Gastroenterologist if GI bleed suspected. Nephologist if anemia of chronic disease suspected. Hematologist if bone marrow disorders suspected. Gynecologist if menorrhagia suspected.
Patients should be educated on the cause of their anemia, and simple lifestyle modifications that may help with this. For instance, in vegan and vegetarian patients, supplemental iron may be needed for long-term relapse prevention.
Always send blood films in patients with unclear etiology of anemia.
Start haematinics early (iron, B12, and folate).
Inform patients of the side effects of iron therapy, including constipation and black stools.
Consider screening for sickle cell and thalassemia in patients with unexplained anemia or with a family history of these diseases.
Vitamin C aids iron absorption, so coadministration of vitamin C with iron, or encouraging the patients to take iron supplements with orange juice, will aid therapy.
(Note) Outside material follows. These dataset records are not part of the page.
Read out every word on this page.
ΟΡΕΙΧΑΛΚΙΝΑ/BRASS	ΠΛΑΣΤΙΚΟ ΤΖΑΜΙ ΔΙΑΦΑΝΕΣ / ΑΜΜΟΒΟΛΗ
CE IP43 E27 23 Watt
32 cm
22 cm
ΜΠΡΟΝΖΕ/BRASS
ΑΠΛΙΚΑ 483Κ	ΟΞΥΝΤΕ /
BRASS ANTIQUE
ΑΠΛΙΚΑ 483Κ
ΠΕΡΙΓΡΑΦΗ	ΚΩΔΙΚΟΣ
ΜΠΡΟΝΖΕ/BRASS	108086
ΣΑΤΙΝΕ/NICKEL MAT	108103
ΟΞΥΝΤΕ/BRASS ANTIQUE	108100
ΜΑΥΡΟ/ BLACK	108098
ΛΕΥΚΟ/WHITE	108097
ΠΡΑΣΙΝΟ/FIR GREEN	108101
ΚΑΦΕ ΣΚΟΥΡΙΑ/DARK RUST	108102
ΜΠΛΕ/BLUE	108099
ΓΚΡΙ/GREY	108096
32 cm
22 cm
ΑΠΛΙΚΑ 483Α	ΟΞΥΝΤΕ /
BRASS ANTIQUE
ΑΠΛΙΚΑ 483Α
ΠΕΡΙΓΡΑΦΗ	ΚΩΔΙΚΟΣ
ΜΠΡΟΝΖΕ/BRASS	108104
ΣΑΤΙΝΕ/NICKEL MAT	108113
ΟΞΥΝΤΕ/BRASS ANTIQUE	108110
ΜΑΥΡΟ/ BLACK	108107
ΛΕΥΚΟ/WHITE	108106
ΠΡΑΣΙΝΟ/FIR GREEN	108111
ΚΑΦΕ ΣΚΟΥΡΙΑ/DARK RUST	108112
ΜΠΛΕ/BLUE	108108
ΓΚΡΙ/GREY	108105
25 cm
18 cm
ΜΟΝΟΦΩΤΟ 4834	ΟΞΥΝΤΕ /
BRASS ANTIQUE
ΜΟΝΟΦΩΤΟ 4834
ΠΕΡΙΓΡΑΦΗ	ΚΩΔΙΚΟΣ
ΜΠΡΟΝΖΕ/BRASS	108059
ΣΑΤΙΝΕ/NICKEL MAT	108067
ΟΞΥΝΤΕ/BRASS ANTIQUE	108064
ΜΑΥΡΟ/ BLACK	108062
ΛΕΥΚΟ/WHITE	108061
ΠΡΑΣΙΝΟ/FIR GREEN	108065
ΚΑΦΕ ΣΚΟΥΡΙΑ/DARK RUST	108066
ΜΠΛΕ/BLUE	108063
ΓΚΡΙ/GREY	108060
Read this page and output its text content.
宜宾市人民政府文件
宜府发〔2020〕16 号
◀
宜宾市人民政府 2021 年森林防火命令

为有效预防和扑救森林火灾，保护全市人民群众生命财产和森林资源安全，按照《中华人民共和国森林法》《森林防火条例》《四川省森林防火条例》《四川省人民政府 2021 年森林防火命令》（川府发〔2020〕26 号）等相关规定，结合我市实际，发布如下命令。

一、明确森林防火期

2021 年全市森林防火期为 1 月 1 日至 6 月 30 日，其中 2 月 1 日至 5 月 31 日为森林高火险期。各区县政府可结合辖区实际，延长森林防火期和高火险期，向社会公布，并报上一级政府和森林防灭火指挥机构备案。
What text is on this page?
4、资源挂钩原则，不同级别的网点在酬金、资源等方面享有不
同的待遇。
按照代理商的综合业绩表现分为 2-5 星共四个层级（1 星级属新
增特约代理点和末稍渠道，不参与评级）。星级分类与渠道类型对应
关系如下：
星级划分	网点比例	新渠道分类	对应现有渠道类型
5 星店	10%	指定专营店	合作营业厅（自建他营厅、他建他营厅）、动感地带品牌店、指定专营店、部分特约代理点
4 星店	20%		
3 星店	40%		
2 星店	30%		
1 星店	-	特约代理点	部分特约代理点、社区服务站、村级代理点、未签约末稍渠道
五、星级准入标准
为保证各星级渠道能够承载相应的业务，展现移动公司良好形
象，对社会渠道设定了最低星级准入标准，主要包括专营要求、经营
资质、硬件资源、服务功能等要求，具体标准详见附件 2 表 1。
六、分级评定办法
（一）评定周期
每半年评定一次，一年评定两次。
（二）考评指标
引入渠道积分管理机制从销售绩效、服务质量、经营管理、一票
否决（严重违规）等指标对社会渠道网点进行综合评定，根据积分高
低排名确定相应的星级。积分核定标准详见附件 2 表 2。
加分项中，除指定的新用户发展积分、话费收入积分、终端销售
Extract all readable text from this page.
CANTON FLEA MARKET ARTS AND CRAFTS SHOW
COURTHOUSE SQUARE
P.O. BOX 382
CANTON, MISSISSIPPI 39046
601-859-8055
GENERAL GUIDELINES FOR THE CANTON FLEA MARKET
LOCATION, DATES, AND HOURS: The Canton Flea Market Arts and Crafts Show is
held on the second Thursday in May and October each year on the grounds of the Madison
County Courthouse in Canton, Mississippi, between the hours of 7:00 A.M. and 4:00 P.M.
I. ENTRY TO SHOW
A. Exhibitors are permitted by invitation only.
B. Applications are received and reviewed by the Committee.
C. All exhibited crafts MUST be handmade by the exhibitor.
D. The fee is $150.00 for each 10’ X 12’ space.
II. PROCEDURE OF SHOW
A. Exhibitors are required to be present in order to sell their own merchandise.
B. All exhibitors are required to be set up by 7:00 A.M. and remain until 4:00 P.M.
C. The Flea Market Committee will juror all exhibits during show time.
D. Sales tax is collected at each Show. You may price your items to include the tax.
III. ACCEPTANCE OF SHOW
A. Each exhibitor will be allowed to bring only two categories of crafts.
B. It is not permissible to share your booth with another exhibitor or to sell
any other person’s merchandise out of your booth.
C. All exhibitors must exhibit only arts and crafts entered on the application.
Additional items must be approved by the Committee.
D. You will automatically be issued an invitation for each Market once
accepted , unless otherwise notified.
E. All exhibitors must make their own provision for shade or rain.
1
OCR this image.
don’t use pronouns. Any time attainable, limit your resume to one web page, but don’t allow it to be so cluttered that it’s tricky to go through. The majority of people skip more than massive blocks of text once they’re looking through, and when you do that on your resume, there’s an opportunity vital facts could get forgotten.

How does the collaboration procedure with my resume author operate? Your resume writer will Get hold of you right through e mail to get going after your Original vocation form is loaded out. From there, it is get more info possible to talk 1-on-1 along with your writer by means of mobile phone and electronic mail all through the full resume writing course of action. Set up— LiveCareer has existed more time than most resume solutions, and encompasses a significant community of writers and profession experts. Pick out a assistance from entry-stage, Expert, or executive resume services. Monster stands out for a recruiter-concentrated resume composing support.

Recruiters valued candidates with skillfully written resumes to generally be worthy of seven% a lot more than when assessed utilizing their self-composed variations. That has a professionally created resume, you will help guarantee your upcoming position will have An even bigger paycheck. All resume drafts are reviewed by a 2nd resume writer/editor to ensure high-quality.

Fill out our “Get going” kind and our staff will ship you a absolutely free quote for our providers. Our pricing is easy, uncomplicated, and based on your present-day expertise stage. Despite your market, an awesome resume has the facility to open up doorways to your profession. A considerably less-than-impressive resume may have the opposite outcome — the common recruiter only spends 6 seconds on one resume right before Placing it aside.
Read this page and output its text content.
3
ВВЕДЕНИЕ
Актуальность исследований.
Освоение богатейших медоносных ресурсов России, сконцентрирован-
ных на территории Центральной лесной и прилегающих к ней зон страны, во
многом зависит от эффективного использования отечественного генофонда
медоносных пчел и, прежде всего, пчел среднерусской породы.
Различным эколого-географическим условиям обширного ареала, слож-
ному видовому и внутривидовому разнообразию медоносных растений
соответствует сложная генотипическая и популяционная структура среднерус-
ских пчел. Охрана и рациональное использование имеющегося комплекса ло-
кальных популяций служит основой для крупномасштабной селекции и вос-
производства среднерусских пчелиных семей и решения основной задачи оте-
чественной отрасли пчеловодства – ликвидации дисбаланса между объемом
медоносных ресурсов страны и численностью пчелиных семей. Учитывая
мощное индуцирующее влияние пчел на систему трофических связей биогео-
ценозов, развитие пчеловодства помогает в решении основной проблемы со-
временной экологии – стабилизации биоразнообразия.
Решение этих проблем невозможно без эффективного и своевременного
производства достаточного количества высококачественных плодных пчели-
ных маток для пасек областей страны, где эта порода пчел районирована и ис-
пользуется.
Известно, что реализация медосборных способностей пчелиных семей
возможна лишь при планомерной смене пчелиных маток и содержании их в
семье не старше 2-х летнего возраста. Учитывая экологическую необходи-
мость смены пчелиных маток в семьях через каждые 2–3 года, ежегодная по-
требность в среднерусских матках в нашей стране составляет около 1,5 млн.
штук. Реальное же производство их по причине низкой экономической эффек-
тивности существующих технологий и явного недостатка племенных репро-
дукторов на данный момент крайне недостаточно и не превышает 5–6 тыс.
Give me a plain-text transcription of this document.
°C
Anemia can be caused my multiple conditions as mentioned above. Identifying cause and treating appropritely is very crucial in management of anemia. This need a good team work between patient, patient's primary care physicians and consultant physician based on the cause (Gastroenterologist, Nephrologist, Hematologist or Gynecologist). Taking all necessary medications along with lifestyle modifications and frequent follow up with team of doctors is important to prevent development of complications.